Le cas d'usage relatif aux départs de feu, expérimenté par les mêmes services, a également donné lieu à des erreurs très importantes, l'algorithme ayant tendance, selon le comité d'évaluation, à les assimiler à « des feux de voiture, des gyrophares mais aussi, plus généralement, des enseignes lumineuses et des réverbérations sur la voie publique ou les fontaines lors des levers ou couchers de soleil ».
d) Un intérêt opérationnel qui conduit les acteurs de l'expérimentation à plaider en faveur de la pérennisation du dispositif
In fine, les événements détectés par l'IA n'ont donné lieu qu'à un petit nombre d'interventions sur le terrain.

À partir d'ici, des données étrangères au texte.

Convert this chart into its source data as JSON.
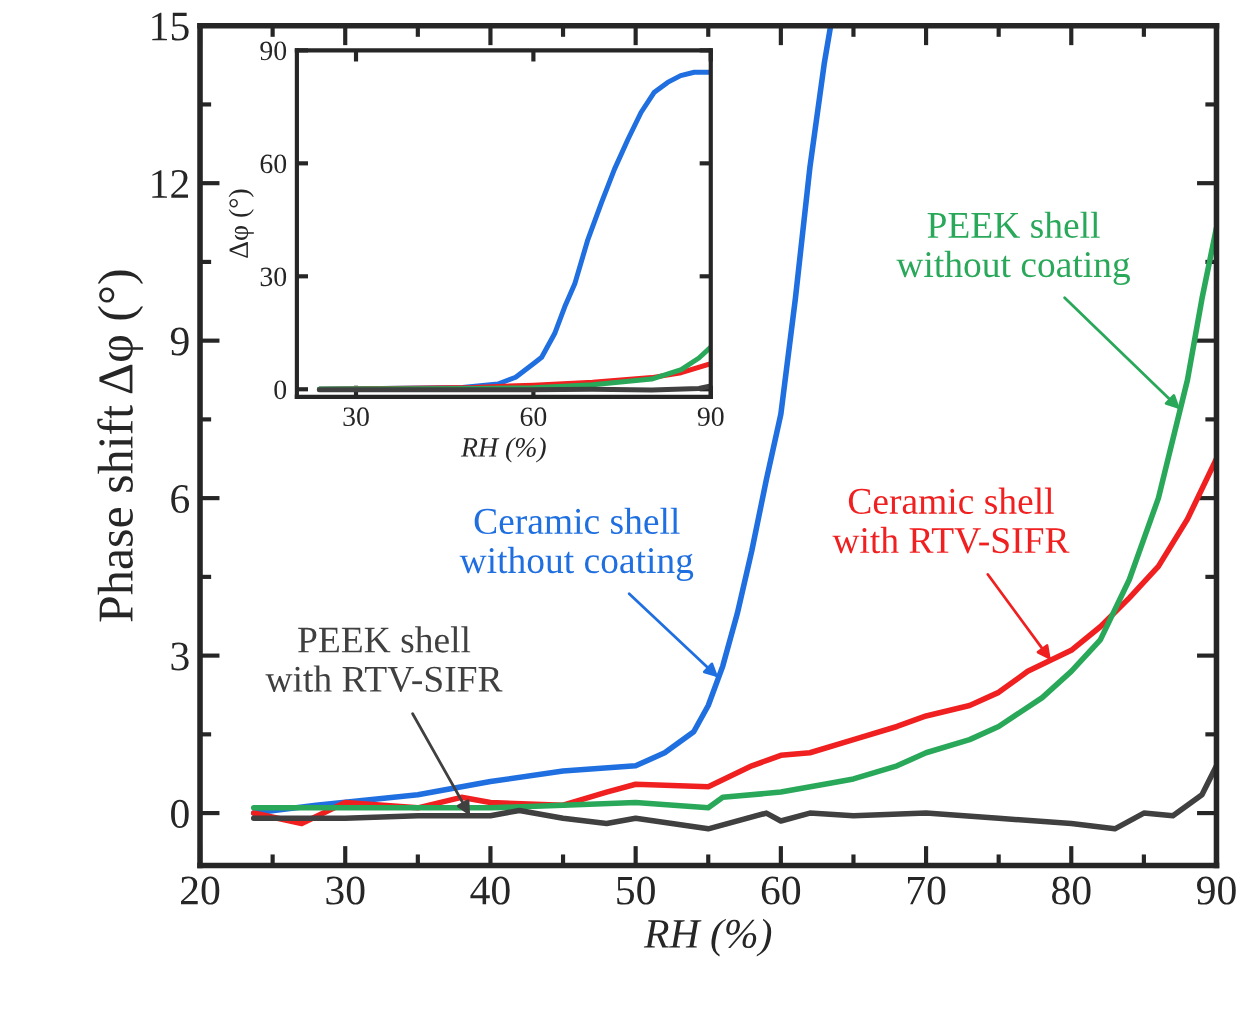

Une seule intervention de la préfecture de police a directement découlé d'un signalement par le dispositif de vidéoprotection algorithmique, pour un cas d'intrusion sur le site de Vaires-sur-Marne, ce qui ne semble pas dû au hasard puisqu'il s'agit précisément du site identifié par le comité d'évaluation pour lequel « la zone à couvrir ne permettait pas d'assurer une présence humaine suffisante » (voir supra).

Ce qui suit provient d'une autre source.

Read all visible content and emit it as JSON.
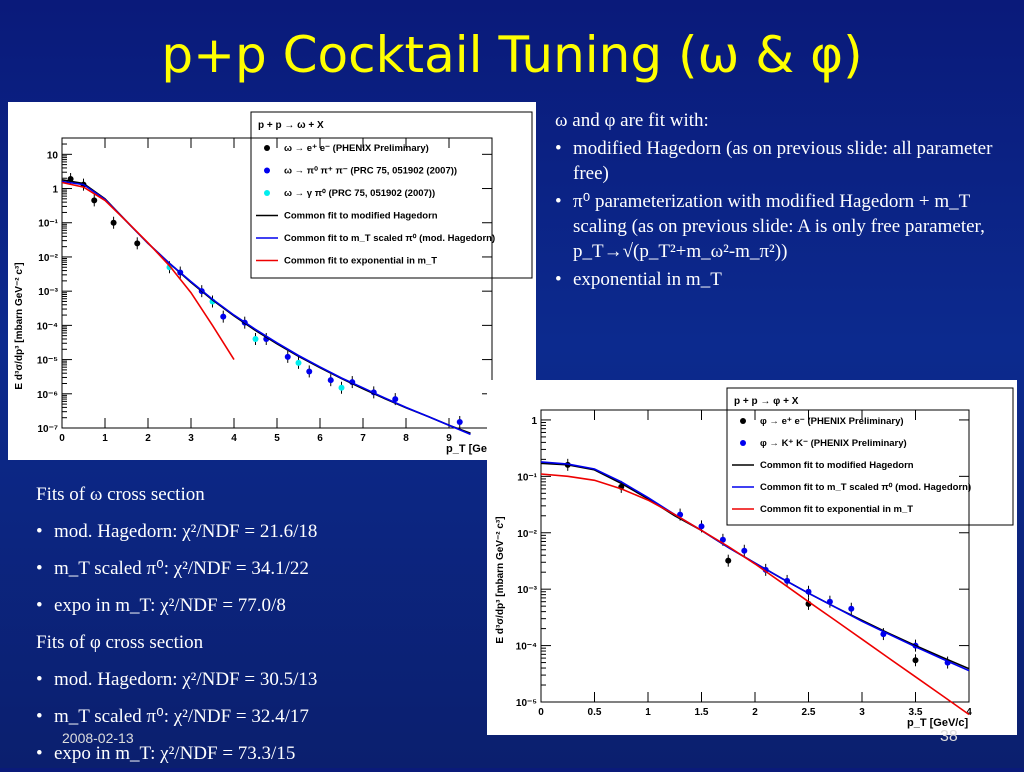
{
  "slide": {
    "title": "p+p Cocktail Tuning (ω & φ)",
    "date": "2008-02-13",
    "page_number": "38"
  },
  "omega_notes": {
    "intro": "ω and φ are fit with:",
    "b1": "modified Hagedorn (as on previous slide: all parameter free)",
    "b2": "π⁰ parameterization with modified Hagedorn + m_T scaling (as on previous slide: A is only free parameter, p_T→√(p_T²+m_ω²-m_π²))",
    "b3": "exponential in m_T"
  },
  "fit_results": {
    "omega_header": "Fits of ω cross section",
    "omega_lines": [
      "mod. Hagedorn: χ²/NDF = 21.6/18",
      "m_T scaled π⁰: χ²/NDF = 34.1/22",
      "expo in m_T: χ²/NDF = 77.0/8"
    ],
    "phi_header": "Fits of φ cross section",
    "phi_lines": [
      "mod. Hagedorn: χ²/NDF = 30.5/13",
      "m_T scaled π⁰: χ²/NDF = 32.4/17",
      "expo in m_T: χ²/NDF = 73.3/15"
    ]
  },
  "colors": {
    "title": "#ffff00",
    "black": "#000000",
    "blue": "#0000ee",
    "cyan": "#00eeee",
    "red": "#ee0000"
  },
  "chart_data": [
    {
      "type": "scatter",
      "xlabel": "p_T [GeV/c]",
      "ylabel": "E d³σ/dp³ [mbarn GeV⁻² c³]",
      "xlim": [
        0,
        10
      ],
      "ylim": [
        1e-07,
        30
      ],
      "log_y": true,
      "x_ticks": [
        "0",
        "1",
        "2",
        "3",
        "4",
        "5",
        "6",
        "7",
        "8",
        "9"
      ],
      "y_ticks": [
        "10",
        "1",
        "10⁻¹",
        "10⁻²",
        "10⁻³",
        "10⁻⁴",
        "10⁻⁵",
        "10⁻⁶",
        "10⁻⁷"
      ],
      "legend": {
        "header": "p + p → ω + X",
        "entries": [
          "ω → e⁺ e⁻ (PHENIX Preliminary)",
          "ω → π⁰ π⁺ π⁻ (PRC 75, 051902 (2007))",
          "ω → γ π⁰ (PRC 75, 051902 (2007))",
          "Common fit to modified Hagedorn",
          "Common fit to m_T scaled π⁰ (mod. Hagedorn)",
          "Common fit to exponential in m_T"
        ],
        "position": "top-right"
      },
      "series": [
        {
          "name": "ω → e⁺ e⁻ (PHENIX Preliminary)",
          "marker": "black",
          "x": [
            0.2,
            0.5,
            0.75,
            1.2,
            1.75
          ],
          "y": [
            1.9,
            1.3,
            0.45,
            0.1,
            0.025
          ]
        },
        {
          "name": "ω → π⁰ π⁺ π⁻ (PRC 75, 051902 (2007))",
          "marker": "blue",
          "x": [
            2.75,
            3.25,
            3.75,
            4.25,
            4.75,
            5.25,
            5.75,
            6.25,
            6.75,
            7.25,
            7.75,
            9.25
          ],
          "y": [
            0.0035,
            0.001,
            0.00018,
            0.00012,
            4e-05,
            1.2e-05,
            4.5e-06,
            2.5e-06,
            2.2e-06,
            1.1e-06,
            7e-07,
            1.5e-07
          ]
        },
        {
          "name": "ω → γ π⁰ (PRC 75, 051902 (2007))",
          "marker": "cyan",
          "x": [
            2.5,
            3.5,
            4.5,
            5.5,
            6.5
          ],
          "y": [
            0.005,
            0.0005,
            4e-05,
            8e-06,
            1.5e-06
          ]
        },
        {
          "name": "Common fit to modified Hagedorn",
          "color": "black",
          "line": true,
          "x": [
            0.0,
            0.5,
            1.0,
            1.5,
            2.0,
            2.5,
            3.0,
            3.5,
            4.0,
            4.5,
            5.0,
            5.5,
            6.0,
            6.5,
            7.0,
            7.5,
            8.0,
            8.5,
            9.0,
            9.5
          ],
          "y": [
            1.8,
            1.4,
            0.5,
            0.11,
            0.025,
            0.0065,
            0.0018,
            0.00055,
            0.00019,
            7.1e-05,
            2.9e-05,
            1.25e-05,
            5.8e-06,
            2.8e-06,
            1.4e-06,
            7.3e-07,
            3.9e-07,
            2.2e-07,
            1.2e-07,
            7e-08
          ]
        },
        {
          "name": "Common fit to m_T scaled π⁰ (mod. Hagedorn)",
          "color": "blue",
          "line": true,
          "x": [
            0.0,
            0.5,
            1.0,
            1.5,
            2.0,
            2.5,
            3.0,
            3.5,
            4.0,
            4.5,
            5.0,
            5.5,
            6.0,
            6.5,
            7.0,
            7.5,
            8.0,
            8.5,
            9.0,
            9.5
          ],
          "y": [
            1.6,
            1.3,
            0.48,
            0.11,
            0.025,
            0.0065,
            0.0019,
            0.00058,
            0.0002,
            7.6e-05,
            3.1e-05,
            1.32e-05,
            6.1e-06,
            2.9e-06,
            1.5e-06,
            7.6e-07,
            4e-07,
            2.2e-07,
            1.2e-07,
            6.5e-08
          ]
        },
        {
          "name": "Common fit to exponential in m_T",
          "color": "red",
          "line": true,
          "x": [
            0.0,
            0.5,
            1.0,
            1.5,
            2.0,
            2.5,
            3.0,
            3.5,
            4.0
          ],
          "y": [
            1.5,
            1.1,
            0.45,
            0.11,
            0.026,
            0.0055,
            0.0009,
            0.0001,
            1e-05
          ]
        }
      ]
    },
    {
      "type": "scatter",
      "xlabel": "p_T [GeV/c]",
      "ylabel": "E d³σ/dp³ [mbarn GeV⁻² c³]",
      "xlim": [
        0,
        4
      ],
      "ylim": [
        1e-05,
        1.5
      ],
      "log_y": true,
      "x_ticks": [
        "0",
        "0.5",
        "1",
        "1.5",
        "2",
        "2.5",
        "3",
        "3.5",
        "4"
      ],
      "y_ticks": [
        "1",
        "10⁻¹",
        "10⁻²",
        "10⁻³",
        "10⁻⁴",
        "10⁻⁵"
      ],
      "legend": {
        "header": "p + p → φ + X",
        "entries": [
          "φ → e⁺ e⁻ (PHENIX Preliminary)",
          "φ → K⁺ K⁻ (PHENIX Preliminary)",
          "Common fit to modified Hagedorn",
          "Common fit to m_T scaled π⁰ (mod. Hagedorn)",
          "Common fit to exponential in m_T"
        ],
        "position": "top-right"
      },
      "series": [
        {
          "name": "φ → e⁺ e⁻ (PHENIX Preliminary)",
          "marker": "black",
          "x": [
            0.25,
            0.75,
            1.75,
            2.5,
            3.5
          ],
          "y": [
            0.16,
            0.065,
            0.0032,
            0.00055,
            5.5e-05
          ]
        },
        {
          "name": "φ → K⁺ K⁻ (PHENIX Preliminary)",
          "marker": "blue",
          "x": [
            1.3,
            1.5,
            1.7,
            1.9,
            2.1,
            2.3,
            2.5,
            2.7,
            2.9,
            3.2,
            3.5,
            3.8
          ],
          "y": [
            0.021,
            0.013,
            0.0075,
            0.0048,
            0.0022,
            0.0014,
            0.0009,
            0.0006,
            0.00045,
            0.00016,
            0.0001,
            5e-05
          ]
        },
        {
          "name": "Common fit to modified Hagedorn",
          "color": "black",
          "line": true,
          "x": [
            0.0,
            0.25,
            0.5,
            0.75,
            1.0,
            1.25,
            1.5,
            1.75,
            2.0,
            2.25,
            2.5,
            2.75,
            3.0,
            3.25,
            3.5,
            3.75,
            4.0
          ],
          "y": [
            0.17,
            0.16,
            0.13,
            0.075,
            0.04,
            0.02,
            0.011,
            0.0055,
            0.0029,
            0.00155,
            0.00085,
            0.00048,
            0.00028,
            0.000165,
            0.0001,
            6.2e-05,
            3.9e-05
          ]
        },
        {
          "name": "Common fit to m_T scaled π⁰ (mod. Hagedorn)",
          "color": "blue",
          "line": true,
          "x": [
            0.0,
            0.25,
            0.5,
            0.75,
            1.0,
            1.25,
            1.5,
            1.75,
            2.0,
            2.25,
            2.5,
            2.75,
            3.0,
            3.25,
            3.5,
            3.75,
            4.0
          ],
          "y": [
            0.18,
            0.165,
            0.135,
            0.08,
            0.042,
            0.021,
            0.011,
            0.0055,
            0.0029,
            0.00155,
            0.00085,
            0.00048,
            0.00027,
            0.00016,
            9.5e-05,
            5.8e-05,
            3.6e-05
          ]
        },
        {
          "name": "Common fit to exponential in m_T",
          "color": "red",
          "line": true,
          "x": [
            0.0,
            0.25,
            0.5,
            0.75,
            1.0,
            1.25,
            1.5,
            1.75,
            2.0,
            2.25,
            2.5,
            2.75,
            3.0,
            3.25,
            3.5,
            3.75,
            4.0
          ],
          "y": [
            0.11,
            0.1,
            0.085,
            0.06,
            0.038,
            0.021,
            0.011,
            0.0057,
            0.0028,
            0.0013,
            0.0006,
            0.00028,
            0.00013,
            6e-05,
            2.8e-05,
            1.3e-05,
            6e-06
          ]
        }
      ]
    }
  ]
}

La RATP a pour sa part fait état de 62 remontées de signalements au poste de contrôle pour une levée de doute complémentaire, dont « quelques-unes » ont entraîné l'intervention de l'exploitant ou des équipes du groupe de protection et de sécurité des réseaux (GPSR).
La SNCF a recensé sept interventions pour des cas d'intrusion et plus rarement pour des objets abandonnés.

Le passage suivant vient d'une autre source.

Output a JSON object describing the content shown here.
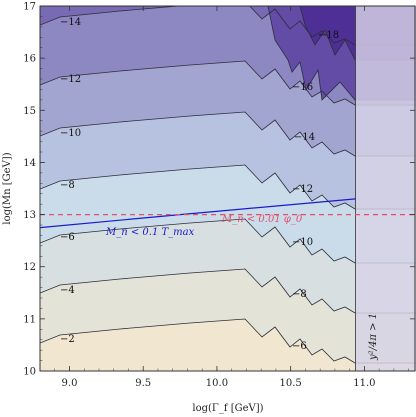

Le comité d'évaluation a ainsi pu conclure que, « de façon générale, le nombre de situations à risque, ayant nécessité des interventions opérationnelles qui n'auraient pas été détectées sans l'IA, apparaît extrêmement faible au regard des moyens financiers déployés ».
Pour autant, le nombre d'interventions ne saurait constituer la seule mesure de l'efficacité du dispositif, qui repose fondamentalement - et indépendamment de la réponse opérationnelle apportée, qui peut en pratique se limiter à une simple levée de doute - sur la qualité des signalements remontés et l'« aide à la décision » qu'ils sont susceptibles de procurer à l'opérateur.
L'indicateur d'« intérêt opérationnel » mis au point par la SNCF (voir supra), a illustré l'utilité opérationnelle du dispositif reposant sur la solution proposée par Wintics pour agir en cas d'intrusion ou de surdensité de personnes (respectivement 57 % et 100 % de signalements considérés comme pertinents). Celle-ci s'est en revanche avérée très faible s'agissant des signalements liés aux objets abandonnés (10 %). Au total, 357 des 1 012 signalements effectivement traités par les opérateurs vidéo de la SNCF au cours des expérimentations ont été jugés pertinents au plan opérationnel, soit un taux d'« intérêt opérationnel » de 35 %.
Intérêt opérationnel des signalements opérés par le dispositif de vidéoprotection algorithmique expérimenté par la SNCF
Source : commission des lois du Sénat, d'après les données transmises par la SNCF
Exemples de signalements dans le cadre d'expérimentations mises en oeuvre par la SNCF ayant donné lieu à des interventions
Source : SNCF
Logiquement, pour une solution technologique donnée, l'intérêt opérationnel d'un cas d'usage s'est avéré corrélé à la performance technique de la solution.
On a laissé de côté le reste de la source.